= Tikva Honig-Parnass =

Israeli anti-Zionist activist

Tikvah Honig-Parnass on a visit to Kew Gardens, London, c 2000

Tikva Honig-Parnass (תקוה הוניג-פרנס, 1929-2025) was an Israeli anti-Zionist activist.

Honig-Parnass grew up in a secular Zionist milieu in Mandate Palestine, reading Marx and Rosa Luxemburg as a teenager. During the 1948 Palestine war she served in the Haganah and then the Palmach, where she served in the Harel Brigade. By her account, Honig-Parnass saw depopulated Palestinian villages (such as Qalunya) during the 1948 war. In retrospect she describes herself as having been "brainwashed" by her Zionist education: “The position we internalised pretended that we were not dealing with the development of a military force that was waiting for an opportune time to realise the Zionist plan for the conquest of the land and the dispossession of its Palestinian inhabitants, but rather a ‘revolutionary army’ of the oppressed.”

A Marxist since adolescence, Honig-Parnass worked as the Knesset secretary for Mapam in 1954-55.

Honig-Parnass came to view Zionism as a colonial enterprise in the early 1960s, through her involvement with Matzpen.

In the 1970s and 1980s she was involved with various Israeli left-wing groups, including the Bir Zeit University Solidarity Committee and Dai la Kibush (End the Occupation).
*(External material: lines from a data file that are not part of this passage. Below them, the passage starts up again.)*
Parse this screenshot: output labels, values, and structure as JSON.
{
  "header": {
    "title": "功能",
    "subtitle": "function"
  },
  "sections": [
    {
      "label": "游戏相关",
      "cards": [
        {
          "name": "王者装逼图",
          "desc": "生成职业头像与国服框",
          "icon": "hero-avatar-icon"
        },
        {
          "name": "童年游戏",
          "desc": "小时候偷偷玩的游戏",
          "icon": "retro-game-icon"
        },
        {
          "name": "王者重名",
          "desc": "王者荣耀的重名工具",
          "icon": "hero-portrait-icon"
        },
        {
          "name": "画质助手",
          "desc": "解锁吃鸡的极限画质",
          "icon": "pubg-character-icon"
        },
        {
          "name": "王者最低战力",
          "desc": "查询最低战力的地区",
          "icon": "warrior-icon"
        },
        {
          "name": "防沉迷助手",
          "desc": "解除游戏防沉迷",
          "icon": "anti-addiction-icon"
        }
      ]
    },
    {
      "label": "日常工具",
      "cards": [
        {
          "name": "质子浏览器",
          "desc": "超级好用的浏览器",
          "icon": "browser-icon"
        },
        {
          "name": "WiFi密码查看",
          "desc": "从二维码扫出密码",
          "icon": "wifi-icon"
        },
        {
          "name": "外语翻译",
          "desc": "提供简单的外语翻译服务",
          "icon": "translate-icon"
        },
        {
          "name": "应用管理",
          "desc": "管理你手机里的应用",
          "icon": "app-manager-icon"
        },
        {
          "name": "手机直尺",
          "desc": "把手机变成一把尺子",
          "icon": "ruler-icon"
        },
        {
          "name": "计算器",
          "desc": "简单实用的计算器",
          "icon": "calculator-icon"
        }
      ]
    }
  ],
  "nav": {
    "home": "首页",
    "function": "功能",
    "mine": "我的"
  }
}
In 1987 she joined the Alternative Information Center, whose English-language publication, News from Within, she edited for 13 years. Over the course of the 1990s Honig-Parnass grew increasingly critical of the AIC's political line, and she was fired in 2000. With a former colleague, Toufic Haddad, she founded a new English-language journal, Between the Lines, which shut down in 2003 due to lack of funding. In 2007 Haymarket Books published a selection of articles from Between the Lines, including contributions from Marwan Barghouti, Azmi Bishara, Ilan Pappé and others.

In 2011 Honig-Parnass published another book with Haymarket, False Prophets of Peace: Liberal Zionism and the Struggle for Palestine.

Honig-Parnass appeared in the 2013 documentary On the Side of the Road, where she discusses her experiences in the 1948 war.

Honig-Parnass was a supporter of the Boycott, Divestment and Sanctions movement.